SSIM-Based Adaptive Data Partitioning: Compared to simple spatial distance selection, this precisely filters out training views that contribute substantially to each block, reducing irrelevant data overhead and Gaussian point count.
Block-wise LoD: Selecting detail levels based on blocks instead of individual points eliminates the overhead of point-wise distance computing, achieving consistent real-time rendering across scales.
MAD for Floater Removal: Estimating block bounding boxes with Median Absolute Deviation effectively filters out the interference of floaters during frustum culling.

Limitations & Future Work¶

Static Scene Assumption: Inability to handle dynamic objects (e.g., pedestrians, vehicles) limits practical urban applications.
Performance Degradation with Mixed Perspectives: The paper admits that training with combined aerial and street-view perspectives degrades performance, which remains an open challenge.
Dependence on External Compression: The LoD detail generation directly adopts LightGaussian without presenting a specialized compression design tailored to large-scale scenes.
Block Boundary Handling: Although the global prior mitigates inter-block transitions, visible seams might still occur under extreme conditions.
Training Overhead: The total training time is relatively long because it requires training a global prior followed by block-wise fine-tuning.

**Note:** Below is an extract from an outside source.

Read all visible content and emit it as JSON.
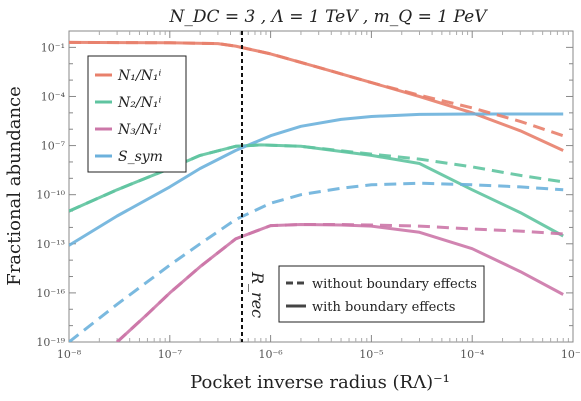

Method	Representation	Divide-and-Conquer	LoD	Real-time	Large-Scale Quality
Mega-NeRF	Implicit MLP	✓	✗	✗	Fair
Switch-NeRF	Implicit MLP	✓ (Learnable)	✗	✗	Fair
BungeeNeRF	Implicit MLP	✗	✓ (Progressive)	✗	Fair
VastGaussian	3DGS	✓	✗	✗	Good
CityGS	3DGS	✓	✓	✓	SOTA

Compared to VastGaussian: CityGS additionally introduces LoD to achieve real-time rendering, and avoids handling appearance variations thanks to the global prior.
Compared to NeRF-based methods: Rendering quality is significantly superior (PSNR +1.5~3.8 dB) with added real-time capabilities.

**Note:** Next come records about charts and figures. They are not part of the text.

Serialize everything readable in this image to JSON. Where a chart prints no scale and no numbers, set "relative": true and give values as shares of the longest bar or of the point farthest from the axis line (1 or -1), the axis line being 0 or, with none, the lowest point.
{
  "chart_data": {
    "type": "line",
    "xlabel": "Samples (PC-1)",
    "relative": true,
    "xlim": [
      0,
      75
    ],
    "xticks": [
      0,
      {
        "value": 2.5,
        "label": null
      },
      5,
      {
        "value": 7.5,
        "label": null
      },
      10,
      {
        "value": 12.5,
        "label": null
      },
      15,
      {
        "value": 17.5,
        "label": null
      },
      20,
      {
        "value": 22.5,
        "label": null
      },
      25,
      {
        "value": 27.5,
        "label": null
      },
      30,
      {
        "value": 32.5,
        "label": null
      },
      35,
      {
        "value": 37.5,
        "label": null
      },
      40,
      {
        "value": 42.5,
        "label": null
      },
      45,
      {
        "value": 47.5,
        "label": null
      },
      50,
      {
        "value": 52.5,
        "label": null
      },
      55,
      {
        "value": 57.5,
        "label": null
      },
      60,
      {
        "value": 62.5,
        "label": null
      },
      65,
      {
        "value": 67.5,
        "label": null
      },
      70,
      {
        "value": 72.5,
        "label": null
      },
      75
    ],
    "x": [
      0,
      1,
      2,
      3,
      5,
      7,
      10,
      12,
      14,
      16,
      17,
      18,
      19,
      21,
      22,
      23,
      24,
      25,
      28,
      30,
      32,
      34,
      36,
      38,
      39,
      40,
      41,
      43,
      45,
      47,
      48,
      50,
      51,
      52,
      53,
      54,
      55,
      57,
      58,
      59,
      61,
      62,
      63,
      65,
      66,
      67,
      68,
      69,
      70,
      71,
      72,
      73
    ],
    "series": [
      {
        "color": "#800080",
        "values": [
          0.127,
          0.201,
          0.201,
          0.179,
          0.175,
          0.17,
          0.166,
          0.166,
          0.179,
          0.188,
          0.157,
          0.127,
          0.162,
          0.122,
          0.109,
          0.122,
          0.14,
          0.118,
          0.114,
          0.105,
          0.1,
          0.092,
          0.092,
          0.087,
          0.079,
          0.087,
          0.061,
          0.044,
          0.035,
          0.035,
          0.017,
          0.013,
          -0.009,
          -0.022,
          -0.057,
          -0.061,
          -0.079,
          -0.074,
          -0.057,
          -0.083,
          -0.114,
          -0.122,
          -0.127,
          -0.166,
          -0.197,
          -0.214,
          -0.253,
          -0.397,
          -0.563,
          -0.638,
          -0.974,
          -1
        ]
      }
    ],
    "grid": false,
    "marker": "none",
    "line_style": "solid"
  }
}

Divide-and-Conquer + Global Prior represents a general paradigm for explicit large-scale representations, which can be extended to tasks like large-scale mesh reconstruction and point cloud completion.
The concept of Block-wise LoD can be combined with hierarchical Gaussians (e.g., Octree-GS) to achieve finer-grained multi-scale representations.
Dynamic Scene Extension is a clear future direction, possibly integrating 4D Gaussians/Deformable Gaussians to manage time-varying contents.
The Adaptive Data Partitioning Method (based on SSIM contribution) holds reference value for other 3DGS variants needing efficient data utilization.

Rating¶

Novelty: ⭐⭐⭐⭐ (The combined framework of divide-and-conquer training and block-wise LoD is highly systematic with well-designed modules)
Experimental Thoroughness: ⭐⭐⭐⭐⭐ (5 scenes of different scales, comprehensive ablation studies, multi-perspective FPS analysis, and street-view generalization validation)
Writing Quality: ⭐⭐⭐⭐ (Clear structure, rich figures and tables, and well-motivated discussions)
Value: ⭐⭐⭐⭐ (The first work to achieve real-time rendering for city-scale 3DGS, holding both engineering and academic value)